La especialista Sara Bañuelos sostiene que la gran popularidad de los caldos de verdejo provocó un prejuicio que aún en la actualidad es difícil de dejar atrás.
Vinos
Su gestión al frente de la bodega Ramón Bilbao en Rueda ha consolidado a esta profesional como una de las figuras más esenciales dentro del ámbito del vino blanco en España.

Sara Bañuelos.
“Soy una ciudadana del mundo que nació en Zafra (Extremadura), se crio en un pueblecito de Burgos, su sangre es riojana (su madre, de Zarratón, en La Rioja Alta; su padre, de El Villar de Arnedo, en La Rioja Baja), pero vive en Valladolid”. De este modo se define la enóloga Sara Bañuelos, quien, mediante su labor en una bodega tradicionalmente vinculada a los caldos tintos, Ramón Bilbao, ha alcanzado que los blancos producidos en Rueda (Valladolid) posean identidad propia y prestigio global.
De tal manera que, por la iniciativa que ella misma arrancó hace una década, obtuvo en 2024 el reconocimiento del Master of Wine Tim Atkin como Enóloga Revelación, a la vez que una de sus creaciones de Finca las Amedias fue resaltada como Descubrimiento del Año, alcanzando, asimismo, su inclusión en la selección de numerosos locales de alta cocina que “antes se resistían a incluir el verdejo dentro de sus vinos top”.
Graduada en Enología e Ingeniera Técnica Agrícola en Industrias Alimentarias, Bañuelos sostiene que el afecto por el vino ha estado integrado siempre en su linaje. Desde su bisabuelo, quien confeccionaba su propio caldo en la bodega del hogar, hasta la remembranza de los viñedos de su abuelo, que su progenitor enajenó antes de que ella iniciara sus estudios de enología, “y de lo que siempre se arrepiente”, aclara. O bien desde los tentempiés con arrope que su abuela le alistaba hasta aquel dicho que su abuelo mencionaba con asiduidad: “Mejor vino que agua, que el agua cría ranas”.
Se cumple una década desde que se te confió la apertura de la bodega de Ramón Bilbao en Rueda. En esos días explicabas que te retirabas de la circulación por dos meses, justo en la época de la vendimia. ¿Sigue siendo esa tu realidad?
Efectivamente, la situación se mantiene. Laboramos en la jornada de noche, denominada “turno de murciélago”, ya que la recolección es nocturna. Nos encontramos a 770 metros de altura y la variación térmica entre el día y la noche resulta muy acentuada; por ello cosechamos al bajar las temperaturas.
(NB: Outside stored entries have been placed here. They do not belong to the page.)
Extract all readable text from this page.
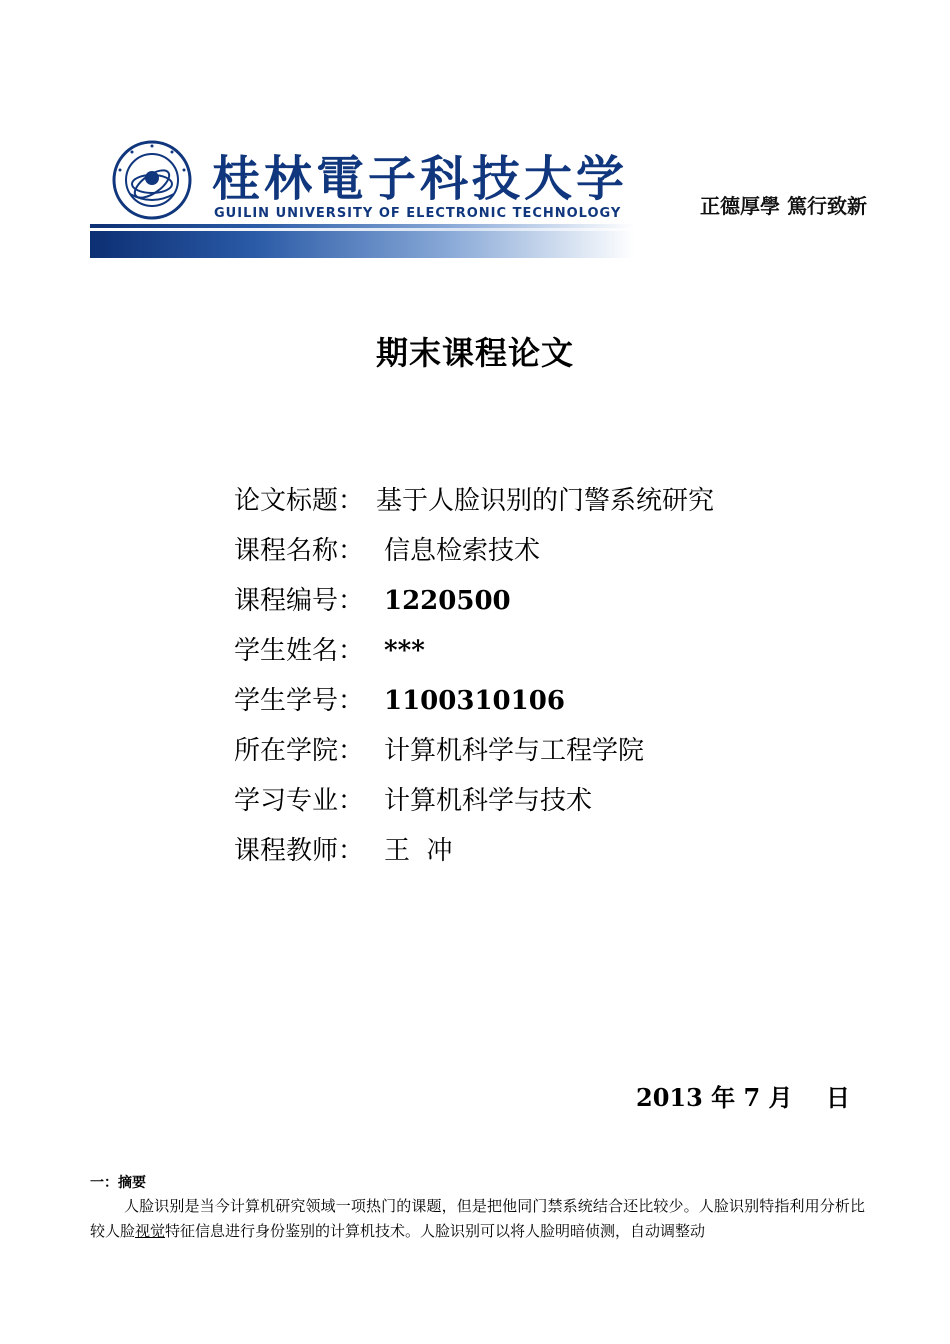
桂林電子科技大学
GUILIN UNIVERSITY OF ELECTRONIC TECHNOLOGY	正德厚學 篤行致新
期末课程论文
论文标题： 基于人脸识别的门警系统研究
课程名称： 信息检索技术
课程编号： 1220500
学生姓名： ***
学生学号： 1100310106
所在学院： 计算机科学与工程学院
学习专业： 计算机科学与技术
课程教师： 王  冲
2013 年 7 月    日
一：摘要
人脸识别是当今计算机研究领域一项热门的课题，但是把他同门禁系统结合还比较少。人脸识别特指利用分析比较人脸视觉特征信息进行身份鉴别的计算机技术。人脸识别可以将人脸明暗侦测，自动调整动
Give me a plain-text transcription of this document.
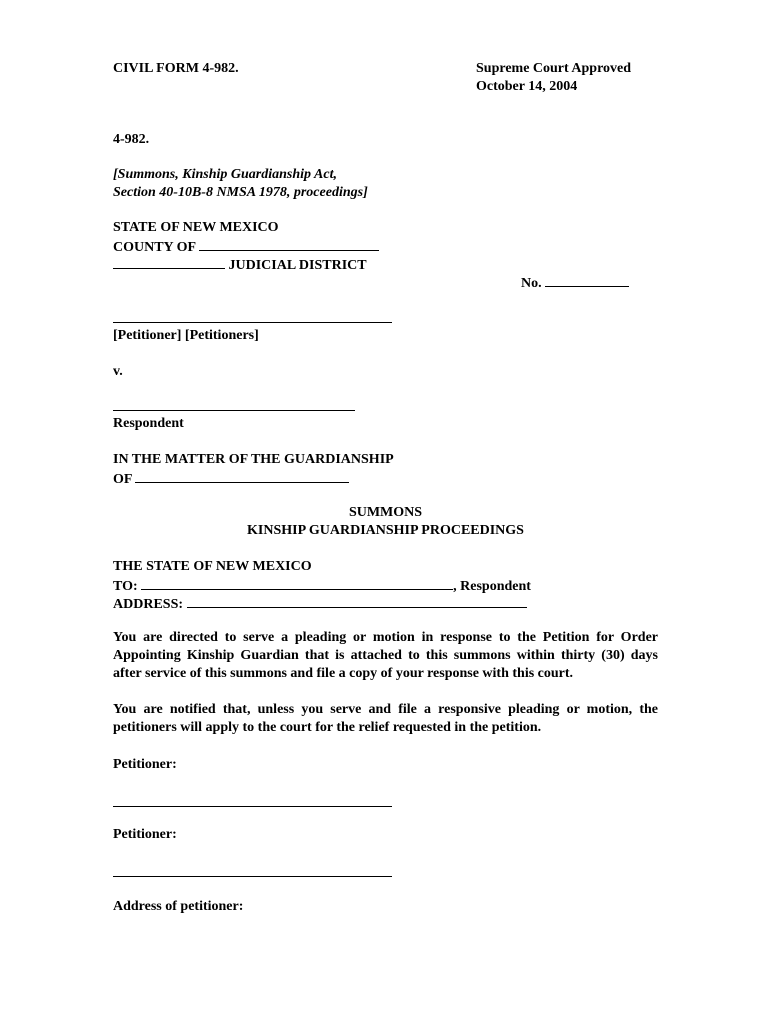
CIVIL FORM 4-982.	Supreme Court Approved
October 14, 2004
4-982.
[Summons, Kinship Guardianship Act,
Section 40-10B-8 NMSA 1978, proceedings]
STATE OF NEW MEXICO
COUNTY OF
JUDICIAL DISTRICT
No.
[Petitioner] [Petitioners]
v.
Respondent
IN THE MATTER OF THE GUARDIANSHIP
OF
SUMMONS
KINSHIP GUARDIANSHIP PROCEEDINGS
THE STATE OF NEW MEXICO
TO:	, Respondent
ADDRESS:
You are directed to serve a pleading or motion in response to the Petition for Order Appointing Kinship Guardian that is attached to this summons within thirty (30) days after service of this summons and file a copy of your response with this court.
You are notified that, unless you serve and file a responsive pleading or motion, the petitioners will apply to the court for the relief requested in the petition.
Petitioner:
Petitioner:
Address of petitioner:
Conciliar este tipo de horarios con la rutina doméstica es, sencillamente, inviable.
Y después de diez años en la bodega, ¿sigue siendo el ritmo igual de exigente?
Al contrario, la intensidad se incrementa. El año inicial resultó, ciertamente, el más agotador y complejo; no obstante, cada vendimia posee su rasgo distintivo y, en definitiva, en apenas mes y medio pones en riesgo el fruto de toda una anualidad de esfuerzo. Algunos afirman que se padece durante la recolección. Personalmente, lo considero un sacrificio que se asume con agrado. Es cierto que te aíslas socialmente por mes y medio, aunque transcurres el ciclo entero aguardando la próxima vendimia, contando únicamente con una ocasión para experimentar novedades y observar los resultados. Además, es un proceso que no está totalmente bajo tu control. Bajo mi punto de vista, representa uno de los periodos más hermosos del calendario… si bien, quizás, si me contactas en la jornada final de la vendimia, mi opinión sería distinta.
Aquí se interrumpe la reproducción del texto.